Mio padre mi ha ripetuto per una vita che lui “quand’era piccolo…”, “che lui non aveva le possibilità…”, “che io sono fortunato…” etc. etc. E io tutto questo dopo un po’ ho cominciato ad odiarlo, perché era la sua storia, non la mia. Chiedimi come sto, cosa voglio, cosa spero, cosa so fare, cosa mi fa paura, di cosa ho bisogno e fammi provare, fammi sbagliare, fammi crescere scoprendo chi sono.

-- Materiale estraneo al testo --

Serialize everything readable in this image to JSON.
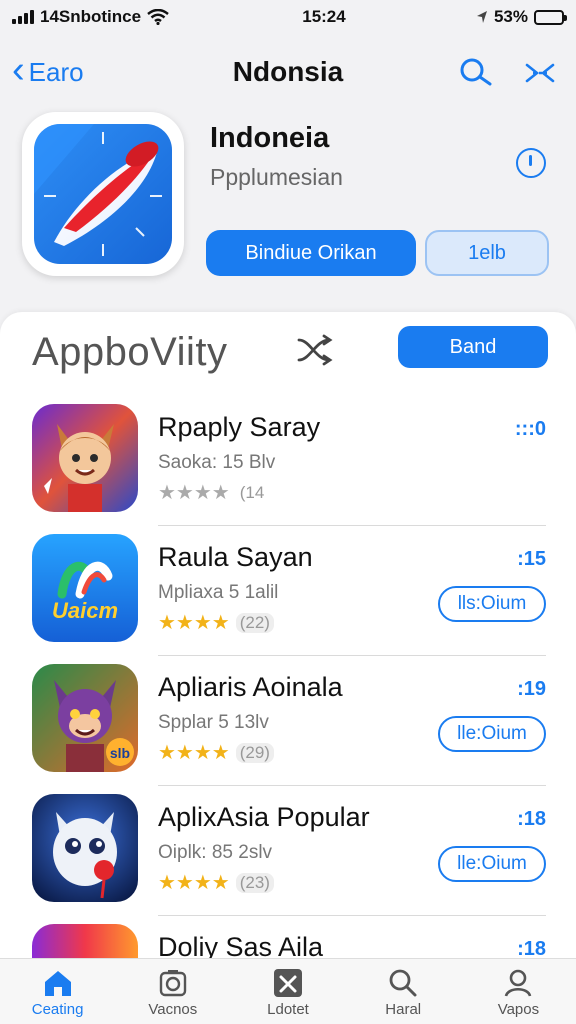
{
  "status_bar": {
    "carrier": "14Snbotince",
    "time": "15:24",
    "battery": "53%",
    "battery_level": 0.53
  },
  "nav": {
    "back_label": "Earo",
    "title": "Ndonsia",
    "icons": [
      "search-icon",
      "share-icon"
    ]
  },
  "app": {
    "name": "Indoneia",
    "subtitle": "Ppplumesian",
    "primary_button": "Bindiue Orikan",
    "secondary_button": "1elb"
  },
  "panel": {
    "title": "AppboViity",
    "button": "Band"
  },
  "items": [
    {
      "name": "Rpaply Saray",
      "meta": "Saoka: 15 Blv",
      "stars": "★★★★",
      "count": "(14",
      "time": ":::0",
      "action": "",
      "stars_grey": true
    },
    {
      "name": "Raula Sayan",
      "meta": "Mpliaxa 5 1alil",
      "stars": "★★★★",
      "count": "(22)",
      "time": ":15",
      "action": "lls:Oium",
      "stars_grey": false
    },
    {
      "name": "Apliaris Aoinala",
      "meta": "Spplar 5 13lv",
      "stars": "★★★★",
      "count": "(29)",
      "time": ":19",
      "action": "lle:Oium",
      "stars_grey": false
    },
    {
      "name": "AplixAsia Popular",
      "meta": "Oiplk: 85 2slv",
      "stars": "★★★★",
      "count": "(23)",
      "time": ":18",
      "action": "lle:Oium",
      "stars_grey": false
    },
    {
      "name": "Doliy Sas Aila",
      "meta": "",
      "stars": "",
      "count": "",
      "time": ":18",
      "action": "",
      "stars_grey": false
    }
  ],
  "tabs": [
    {
      "label": "Ceating",
      "icon": "home-icon"
    },
    {
      "label": "Vacnos",
      "icon": "camera-icon"
    },
    {
      "label": "Ldotet",
      "icon": "tools-icon"
    },
    {
      "label": "Haral",
      "icon": "search-icon"
    },
    {
      "label": "Vapos",
      "icon": "profile-icon"
    }
  ],
  "colors": {
    "accent": "#1a7cf0",
    "star": "#f2b218"
  }
}
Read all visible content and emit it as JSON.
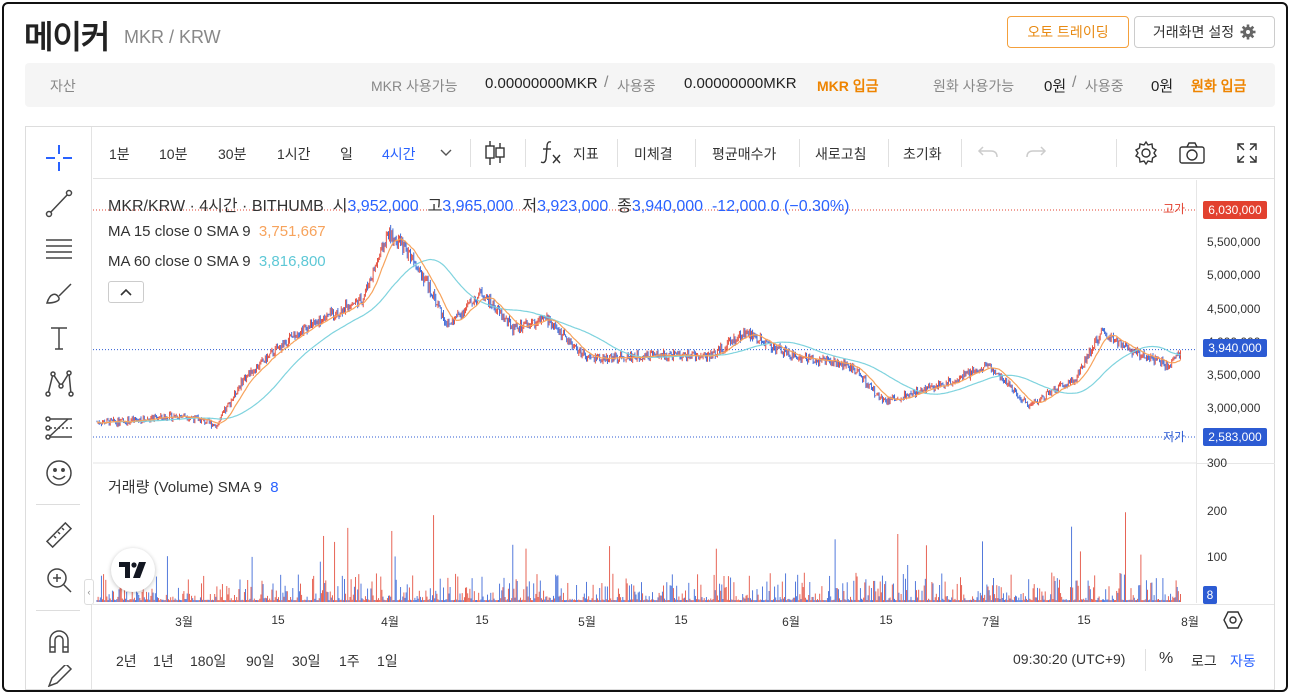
{
  "header": {
    "title": "메이커",
    "pair": "MKR / KRW",
    "auto_trading_label": "오토 트레이딩",
    "settings_label": "거래화면 설정"
  },
  "assets": {
    "label": "자산",
    "mkr_available_label": "MKR 사용가능",
    "mkr_available_value": "0.00000000MKR",
    "slash": "/",
    "in_use_label": "사용중",
    "mkr_in_use_value": "0.00000000MKR",
    "mkr_deposit_label": "MKR 입금",
    "krw_available_label": "원화 사용가능",
    "krw_available_value": "0원",
    "krw_in_use_value": "0원",
    "krw_deposit_label": "원화 입금"
  },
  "toolbar": {
    "intervals": [
      "1분",
      "10분",
      "30분",
      "1시간",
      "일",
      "4시간"
    ],
    "active_interval": "4시간",
    "indicators_label": "지표",
    "unfilled_label": "미체결",
    "avg_buy_label": "평균매수가",
    "refresh_label": "새로고침",
    "reset_label": "초기화"
  },
  "legend": {
    "symbol": "MKR/KRW · 4시간 · BITHUMB",
    "open_label": "시",
    "open": "3,952,000",
    "high_label": "고",
    "high": "3,965,000",
    "low_label": "저",
    "low": "3,923,000",
    "close_label": "종",
    "close": "3,940,000",
    "change": "-12,000.0 (−0.30%)",
    "ma15_label": "MA 15 close 0 SMA 9",
    "ma15_value": "3,751,667",
    "ma60_label": "MA 60 close 0 SMA 9",
    "ma60_value": "3,816,800",
    "volume_label": "거래량 (Volume) SMA 9",
    "volume_value": "8"
  },
  "price_axis": {
    "ticks": [
      "5,500,000",
      "5,000,000",
      "4,500,000",
      "4,000,000",
      "3,500,000",
      "3,000,000"
    ],
    "high_label": "고가",
    "high_value": "6,030,000",
    "current_value": "3,940,000",
    "low_label": "저가",
    "low_value": "2,583,000",
    "volume_ticks": [
      "300",
      "200",
      "100"
    ],
    "volume_current": "8"
  },
  "time_axis": {
    "ticks": [
      "3월",
      "15",
      "4월",
      "15",
      "5월",
      "15",
      "6월",
      "15",
      "7월",
      "15",
      "8월"
    ]
  },
  "bottom_bar": {
    "ranges": [
      "2년",
      "1년",
      "180일",
      "90일",
      "30일",
      "1주",
      "1일"
    ],
    "clock": "09:30:20 (UTC+9)",
    "percent_label": "%",
    "log_label": "로그",
    "auto_label": "자동"
  },
  "colors": {
    "up": "#e2412f",
    "down": "#2c5bd3",
    "ma15": "#f7a35c",
    "ma60": "#7fd3de",
    "accent": "#2962ff",
    "brand": "#f08300"
  },
  "chart_data": {
    "type": "candlestick",
    "symbol": "MKR/KRW",
    "interval": "4시간",
    "exchange": "BITHUMB",
    "x_ticks": [
      "3월",
      "15",
      "4월",
      "15",
      "5월",
      "15",
      "6월",
      "15",
      "7월",
      "15",
      "8월"
    ],
    "y_ticks": [
      5500000,
      5000000,
      4500000,
      4000000,
      3500000,
      3000000
    ],
    "high_marker": 6030000,
    "low_marker": 2583000,
    "last_price": 3940000,
    "ohlc_last": {
      "open": 3952000,
      "high": 3965000,
      "low": 3923000,
      "close": 3940000
    },
    "approx_price_path": [
      {
        "x": "02-20",
        "y": 2850000
      },
      {
        "x": "03-01",
        "y": 2950000
      },
      {
        "x": "03-06",
        "y": 2800000
      },
      {
        "x": "03-10",
        "y": 3500000
      },
      {
        "x": "03-18",
        "y": 4200000
      },
      {
        "x": "03-28",
        "y": 4700000
      },
      {
        "x": "04-01",
        "y": 5700000
      },
      {
        "x": "04-05",
        "y": 5300000
      },
      {
        "x": "04-10",
        "y": 4300000
      },
      {
        "x": "04-15",
        "y": 4800000
      },
      {
        "x": "04-20",
        "y": 4250000
      },
      {
        "x": "04-25",
        "y": 4400000
      },
      {
        "x": "05-01",
        "y": 3800000
      },
      {
        "x": "05-10",
        "y": 3850000
      },
      {
        "x": "05-20",
        "y": 3850000
      },
      {
        "x": "05-25",
        "y": 4200000
      },
      {
        "x": "06-01",
        "y": 3850000
      },
      {
        "x": "06-10",
        "y": 3700000
      },
      {
        "x": "06-15",
        "y": 3150000
      },
      {
        "x": "06-25",
        "y": 3450000
      },
      {
        "x": "07-01",
        "y": 3700000
      },
      {
        "x": "07-07",
        "y": 3100000
      },
      {
        "x": "07-14",
        "y": 3500000
      },
      {
        "x": "07-18",
        "y": 4200000
      },
      {
        "x": "07-22",
        "y": 3950000
      },
      {
        "x": "07-28",
        "y": 3700000
      },
      {
        "x": "07-31",
        "y": 3940000
      }
    ],
    "moving_averages": [
      {
        "name": "MA 15 close 0 SMA 9",
        "last": 3751667
      },
      {
        "name": "MA 60 close 0 SMA 9",
        "last": 3816800
      }
    ],
    "volume": {
      "y_ticks": [
        300,
        200,
        100
      ],
      "last": 8,
      "sma_label": "SMA 9"
    }
  }
}
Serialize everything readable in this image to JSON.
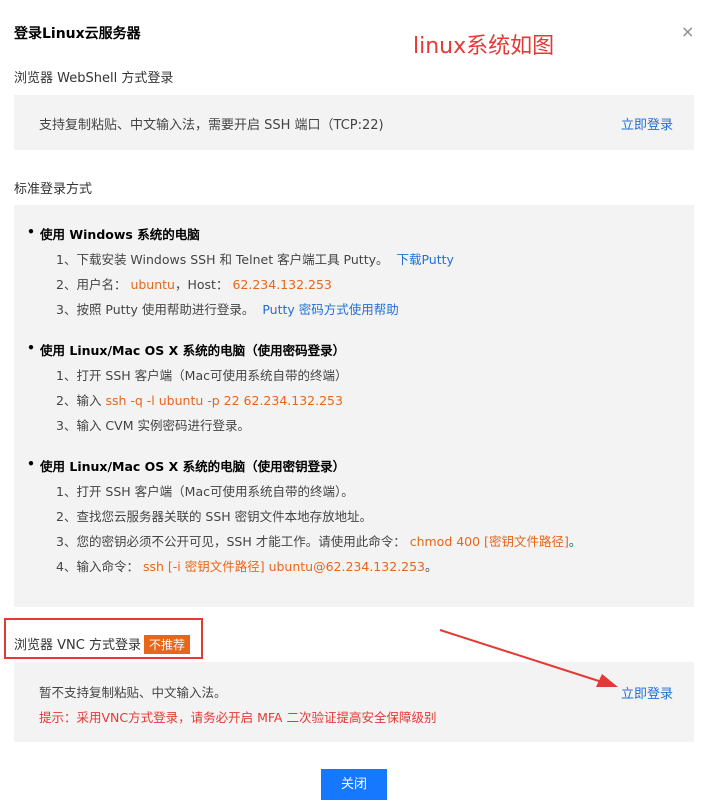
{
  "dialog": {
    "title": "登录Linux云服务器",
    "annotation": "linux系统如图",
    "close_icon": "×"
  },
  "webshell": {
    "label": "浏览器 WebShell 方式登录",
    "description": "支持复制粘贴、中文输入法，需要开启 SSH 端口（TCP:22)",
    "login_link": "立即登录"
  },
  "standard": {
    "label": "标准登录方式",
    "windows": {
      "title": "使用 Windows 系统的电脑",
      "step1_text": "1、下载安装 Windows SSH 和 Telnet 客户端工具 Putty。",
      "step1_link": "下载Putty",
      "step2_prefix": "2、用户名：",
      "step2_user": "ubuntu",
      "step2_mid": "，Host：",
      "step2_host": "62.234.132.253",
      "step3_text": "3、按照 Putty 使用帮助进行登录。",
      "step3_link": "Putty 密码方式使用帮助"
    },
    "mac_password": {
      "title": "使用 Linux/Mac OS X 系统的电脑（使用密码登录）",
      "step1": "1、打开 SSH 客户端（Mac可使用系统自带的终端）",
      "step2_prefix": "2、输入",
      "step2_cmd": "ssh -q -l ubuntu -p 22 62.234.132.253",
      "step3": "3、输入 CVM 实例密码进行登录。"
    },
    "mac_key": {
      "title": "使用 Linux/Mac OS X 系统的电脑（使用密钥登录）",
      "step1": "1、打开 SSH 客户端（Mac可使用系统自带的终端）。",
      "step2": "2、查找您云服务器关联的 SSH 密钥文件本地存放地址。",
      "step3_prefix": "3、您的密钥必须不公开可见，SSH 才能工作。请使用此命令：",
      "step3_cmd": "chmod 400 [密钥文件路径]",
      "step3_suffix": "。",
      "step4_prefix": "4、输入命令：",
      "step4_cmd": "ssh [-i 密钥文件路径] ubuntu@62.234.132.253",
      "step4_suffix": "。"
    }
  },
  "vnc": {
    "label": "浏览器 VNC 方式登录",
    "badge": "不推荐",
    "description": "暂不支持复制粘贴、中文输入法。",
    "warning": "提示：采用VNC方式登录，请务必开启 MFA 二次验证提高安全保障级别",
    "login_link": "立即登录"
  },
  "footer": {
    "close_button": "关闭"
  },
  "colors": {
    "link": "#1f6fd6",
    "highlight": "#e8661a",
    "annotation": "#e53935",
    "primary_button": "#1677ff",
    "panel_bg": "#f3f3f3"
  }
}
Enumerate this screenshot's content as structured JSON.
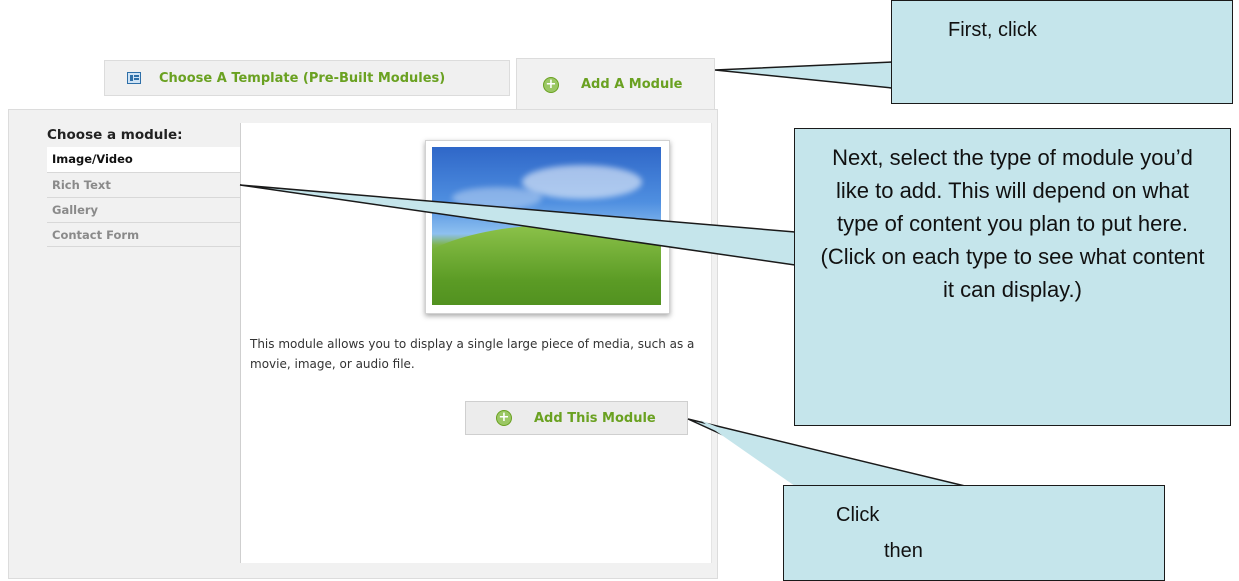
{
  "tabs": [
    {
      "label": "Choose A Template (Pre-Built Modules)",
      "icon": "template-grid-icon"
    },
    {
      "label": "Add A Module",
      "icon": "plus-circle-icon"
    }
  ],
  "sidebar": {
    "heading": "Choose a module:",
    "items": [
      {
        "label": "Image/Video",
        "active": true
      },
      {
        "label": "Rich Text"
      },
      {
        "label": "Gallery"
      },
      {
        "label": "Contact Form"
      }
    ]
  },
  "main": {
    "description": "This module allows you to display a single large piece of media, such as a movie, image, or audio file.",
    "add_button": "Add This Module"
  },
  "callouts": {
    "first": "First, click",
    "next": "Next, select the type of module you’d like to add. This will depend on what type of content you plan to put here.  (Click on each type to see what content it can display.)",
    "click": "Click",
    "then": "then"
  },
  "colors": {
    "accent_green": "#6aa121",
    "callout_fill": "#c5e5eb"
  }
}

Ecco, mi sono detto, questo errore io non lo voglio fare con mia figlia. Non voglio riempirla della mia storia, voglio invece che mi guidi lei nella sua storia. Una amica mi disse un giorno davanti ad un caffè:
“tutti pensano che le guide vengano dal passato e sono i genitori, quando invece le vere guide vengono dal futuro e sono i figli”.
Loro
I nostri figli non sono noi, non sono come siamo stati noi e noi non siamo i nostri genitori. Ricordiamolo sempre.
Sapete ascoltare i vostri figli? Sapete fargli le domande giuste? Sapete quali sono i loro tempi e sapete rispettarli? Sapete essere per loro una reale risorsa a cui attingere? In punta di piedi, rimanendo genitori e non diventando amici dei figli (i ruoli vanno rispettati) entriamo in questo mondo nuovo, inventiamoci come fare i genitori nel 2018, prendiamo ciò che è possibile di quanto hanno fatto con noi e mettiamo nella bacheca dei ricordi il resto.
Se questo è un nuovo mondo, allora richiede nuove figure genitoriali, un nuovo alfabeto per comprendersi, nuovi strumenti per comunicare e nuovi tempi.
Ciò che resta sempre immutato è che un figlio adolescente ha bisogno in questo momento di passaggio difficile della sua vita di genitori saldi a terra, maturi, presenti e non invadenti, comprensivi ma non molli, che li amano ma che non si stendono a tappetino e soprattutto che abbiamo il coraggio di mettersi in gioco con loro. Solo così potremo dire di essere genitori che vivono insieme ai loro figli e non solo vicini.